リトルと怪鳥のエジプト旅行記・古代エジプトと天文

【ファラオの墓と宇宙創世神】

 次に訪ねたルクソールは、中王国時代(紀元前2000年頃)から1500年間ほど首都テーベとして栄えた街だ。当時のエジプト人にとって太陽の沈むナイル川西岸は死者の世界であり、東岸が生きている者の世界だと考えていた。これは仏教の彼岸・此岸と同じ思想であり、「人間の考えることって、古今東西で変わらないのね」と思った。

 そのナイル西岸には多くのファラオ(王)の墓があり「王家の谷」と呼ばれている。ここに有名なツタンカーメンの墓もあり、「今年CTスキャンを受けたばかり」という彼のミイラの入った棺を見学した。

 さて、無数にあるファラオの墓はどこも内部が細かく美しく彩色されていたのだが、なかでも目を引いたのが「ラムセス6世の墓」だ。石棺のある部屋の天井に、深い紺色と鮮やかな金色で天体図が描かれているのだ。

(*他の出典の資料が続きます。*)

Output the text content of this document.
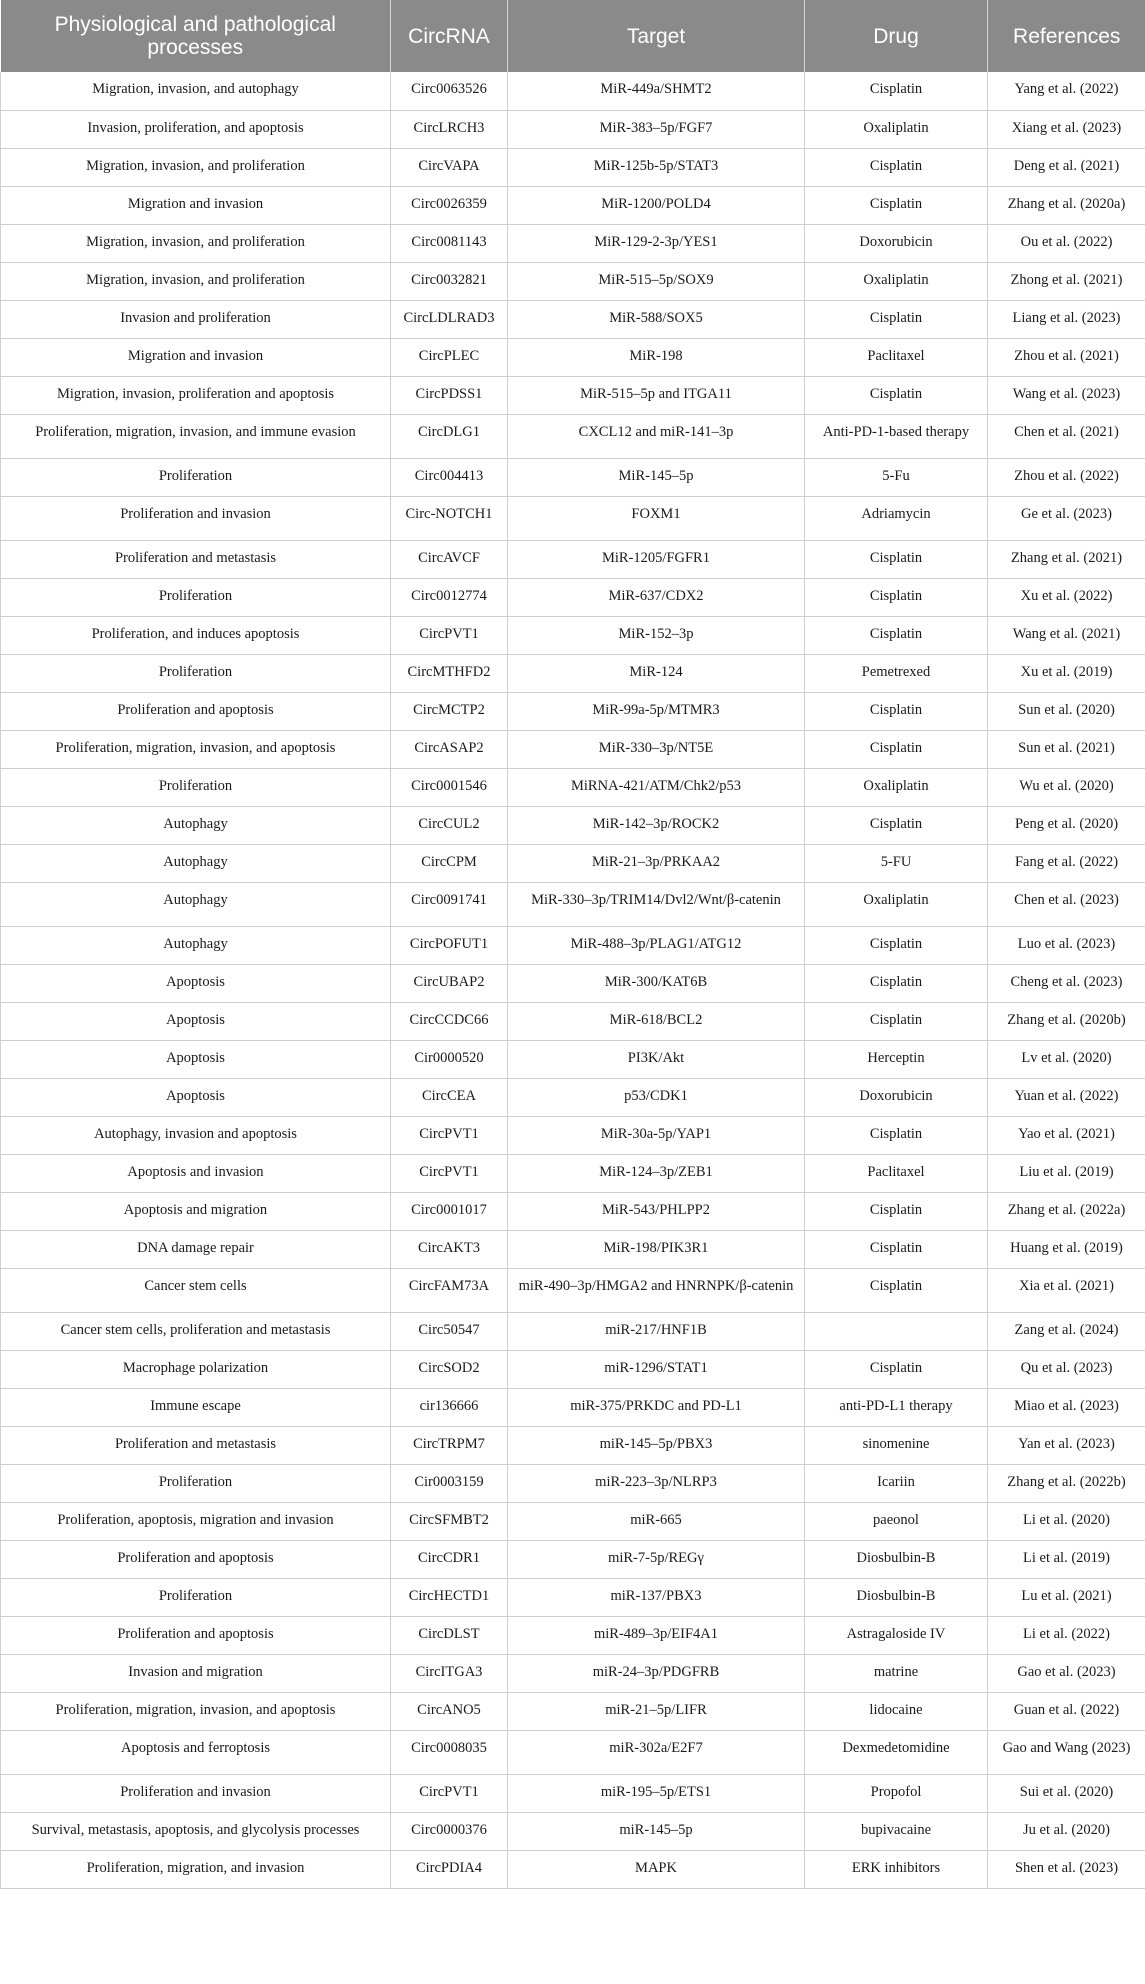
Physiological and pathological processes	CircRNA	Target	Drug	References
Migration, invasion, and autophagy	Circ0063526	MiR-449a/SHMT2	Cisplatin	Yang et al. (2022)
Invasion, proliferation, and apoptosis	CircLRCH3	MiR-383–5p/FGF7	Oxaliplatin	Xiang et al. (2023)
Migration, invasion, and proliferation	CircVAPA	MiR-125b-5p/STAT3	Cisplatin	Deng et al. (2021)
Migration and invasion	Circ0026359	MiR-1200/POLD4	Cisplatin	Zhang et al. (2020a)
Migration, invasion, and proliferation	Circ0081143	MiR-129-2-3p/YES1	Doxorubicin	Ou et al. (2022)
Migration, invasion, and proliferation	Circ0032821	MiR-515–5p/SOX9	Oxaliplatin	Zhong et al. (2021)
Invasion and proliferation	CircLDLRAD3	MiR-588/SOX5	Cisplatin	Liang et al. (2023)
Migration and invasion	CircPLEC	MiR-198	Paclitaxel	Zhou et al. (2021)
Migration, invasion, proliferation and apoptosis	CircPDSS1	MiR-515–5p and ITGA11	Cisplatin	Wang et al. (2023)
Proliferation, migration, invasion, and immune evasion	CircDLG1	CXCL12 and miR-141–3p	Anti-PD-1-based therapy	Chen et al. (2021)
Proliferation	Circ004413	MiR-145–5p	5-Fu	Zhou et al. (2022)
Proliferation and invasion	Circ-NOTCH1	FOXM1	Adriamycin	Ge et al. (2023)
Proliferation and metastasis	CircAVCF	MiR-1205/FGFR1	Cisplatin	Zhang et al. (2021)
Proliferation	Circ0012774	MiR-637/CDX2	Cisplatin	Xu et al. (2022)
Proliferation, and induces apoptosis	CircPVT1	MiR-152–3p	Cisplatin	Wang et al. (2021)
Proliferation	CircMTHFD2	MiR-124	Pemetrexed	Xu et al. (2019)
Proliferation and apoptosis	CircMCTP2	MiR-99a-5p/MTMR3	Cisplatin	Sun et al. (2020)
Proliferation, migration, invasion, and apoptosis	CircASAP2	MiR-330–3p/NT5E	Cisplatin	Sun et al. (2021)
Proliferation	Circ0001546	MiRNA-421/ATM/Chk2/p53	Oxaliplatin	Wu et al. (2020)
Autophagy	CircCUL2	MiR-142–3p/ROCK2	Cisplatin	Peng et al. (2020)
Autophagy	CircCPM	MiR-21–3p/PRKAA2	5-FU	Fang et al. (2022)
Autophagy	Circ0091741	MiR-330–3p/TRIM14/Dvl2/Wnt/β-catenin	Oxaliplatin	Chen et al. (2023)
Autophagy	CircPOFUT1	MiR-488–3p/PLAG1/ATG12	Cisplatin	Luo et al. (2023)
Apoptosis	CircUBAP2	MiR-300/KAT6B	Cisplatin	Cheng et al. (2023)
Apoptosis	CircCCDC66	MiR-618/BCL2	Cisplatin	Zhang et al. (2020b)
Apoptosis	Cir0000520	PI3K/Akt	Herceptin	Lv et al. (2020)
Apoptosis	CircCEA	p53/CDK1	Doxorubicin	Yuan et al. (2022)
Autophagy, invasion and apoptosis	CircPVT1	MiR-30a-5p/YAP1	Cisplatin	Yao et al. (2021)
Apoptosis and invasion	CircPVT1	MiR-124–3p/ZEB1	Paclitaxel	Liu et al. (2019)
Apoptosis and migration	Circ0001017	MiR-543/PHLPP2	Cisplatin	Zhang et al. (2022a)
DNA damage repair	CircAKT3	MiR-198/PIK3R1	Cisplatin	Huang et al. (2019)
Cancer stem cells	CircFAM73A	miR-490–3p/HMGA2 and HNRNPK/β-catenin	Cisplatin	Xia et al. (2021)
Cancer stem cells, proliferation and metastasis	Circ50547	miR-217/HNF1B		Zang et al. (2024)
Macrophage polarization	CircSOD2	miR-1296/STAT1	Cisplatin	Qu et al. (2023)
Immune escape	cir136666	miR-375/PRKDC and PD-L1	anti-PD-L1 therapy	Miao et al. (2023)
Proliferation and metastasis	CircTRPM7	miR-145–5p/PBX3	sinomenine	Yan et al. (2023)
Proliferation	Cir0003159	miR-223–3p/NLRP3	Icariin	Zhang et al. (2022b)
Proliferation, apoptosis, migration and invasion	CircSFMBT2	miR-665	paeonol	Li et al. (2020)
Proliferation and apoptosis	CircCDR1	miR-7-5p/REGγ	Diosbulbin-B	Li et al. (2019)
Proliferation	CircHECTD1	miR-137/PBX3	Diosbulbin-B	Lu et al. (2021)
Proliferation and apoptosis	CircDLST	miR-489–3p/EIF4A1	Astragaloside IV	Li et al. (2022)
Invasion and migration	CircITGA3	miR-24–3p/PDGFRB	matrine	Gao et al. (2023)
Proliferation, migration, invasion, and apoptosis	CircANO5	miR-21–5p/LIFR	lidocaine	Guan et al. (2022)
Apoptosis and ferroptosis	Circ0008035	miR-302a/E2F7	Dexmedetomidine	Gao and Wang (2023)
Proliferation and invasion	CircPVT1	miR-195–5p/ETS1	Propofol	Sui et al. (2020)
Survival, metastasis, apoptosis, and glycolysis processes	Circ0000376	miR-145–5p	bupivacaine	Ju et al. (2020)
Proliferation, migration, and invasion	CircPDIA4	MAPK	ERK inhibitors	Shen et al. (2023)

 古代エジプトの宇宙創世神話は、「大気神シュウ」が自分の子どもである女神たち「大地神ゲブ」と「天空神ヌト」の間にはいって2人をひきはなした……となっている。この宇宙観を現したのが天井絵で、二人の女神が背中合わせになってそれぞれが手と足を伸ばしてドーム型を作っている。大地神ゲブの体には太陽と星が点々と描かれ、夕方になると彼女が太陽を口で呑み込む様子が示され『昼の書』と呼ばれている。

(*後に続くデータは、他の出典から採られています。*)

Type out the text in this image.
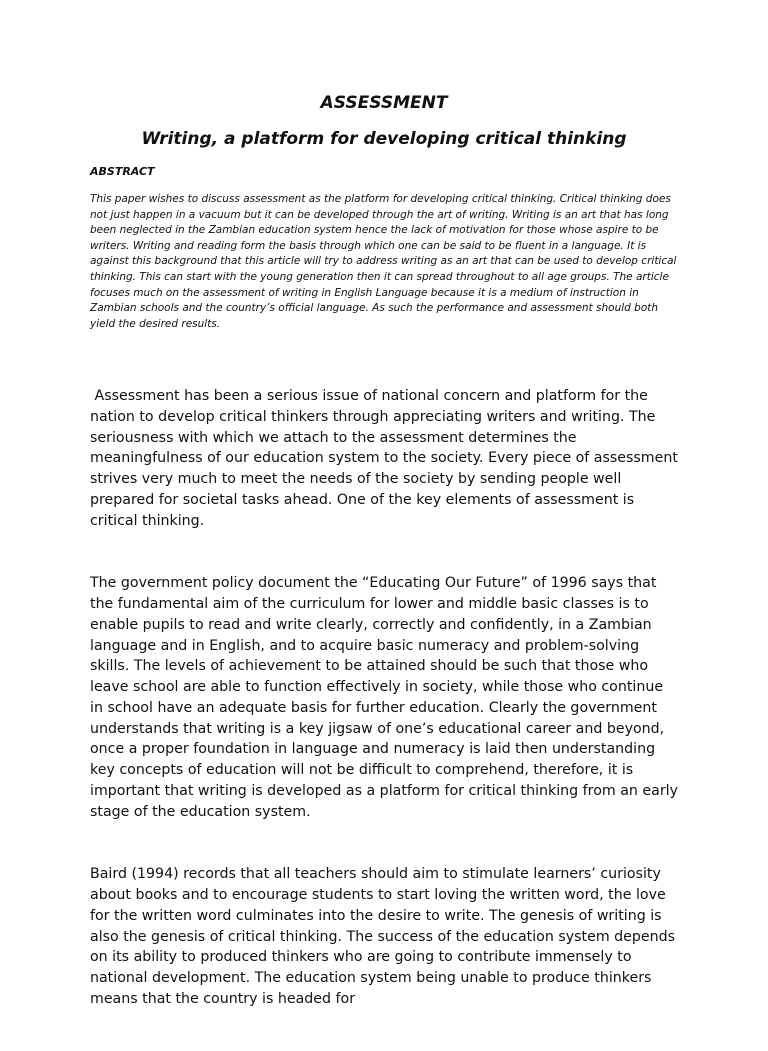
ASSESSMENT
Writing, a platform for developing critical thinking
ABSTRACT

This paper wishes to discuss assessment as the platform for developing critical thinking. Critical thinking does not just happen in a vacuum but it can be developed through the art of writing. Writing is an art that has long been neglected in the Zambian education system hence the lack of motivation for those whose aspire to be writers. Writing and reading form the basis through which one can be said to be fluent in a language. It is against this background that this article will try to address writing as an art that can be used to develop critical thinking. This can start with the young generation then it can spread throughout to all age groups. The article focuses much on the assessment of writing in English Language because it is a medium of instruction in Zambian schools and the country’s official language. As such the performance and assessment should both yield the desired results.

Assessment has been a serious issue of national concern and platform for the nation to develop critical thinkers through appreciating writers and writing. The seriousness with which we attach to the assessment determines the meaningfulness of our education system to the society. Every piece of assessment strives very much to meet the needs of the society by sending people well prepared for societal tasks ahead. One of the key elements of assessment is critical thinking.

The government policy document the “Educating Our Future” of 1996 says that the fundamental aim of the curriculum for lower and middle basic classes is to enable pupils to read and write clearly, correctly and confidently, in a Zambian language and in English, and to acquire basic numeracy and problem-solving skills. The levels of achievement to be attained should be such that those who leave school are able to function effectively in society, while those who continue in school have an adequate basis for further education. Clearly the government understands that writing is a key jigsaw of one’s educational career and beyond, once a proper foundation in language and numeracy is laid then understanding key concepts of education will not be difficult to comprehend, therefore, it is important that writing is developed as a platform for critical thinking from an early stage of the education system.

Baird (1994) records that all teachers should aim to stimulate learners’ curiosity about books and to encourage students to start loving the written word, the love for the written word culminates into the desire to write. The genesis of writing is also the genesis of critical thinking. The success of the education system depends on its ability to produced thinkers who are going to contribute immensely to national development. The education system being unable to produce thinkers means that the country is headed for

 一方、天空神ヌトは体中に星をちりばめ、12時間に区切った夜の世界を船に乗った太陽が西から東に旅する様子を示しており『夜の書』と呼ばれている。これは当時の宗教観である、「太陽(太陽神ラー)は『太陽の船』にのり現世と来世の空を巡っている」という考えもあわせて描いているそうだ。

※墓の内部は残念ながら撮影禁止でした。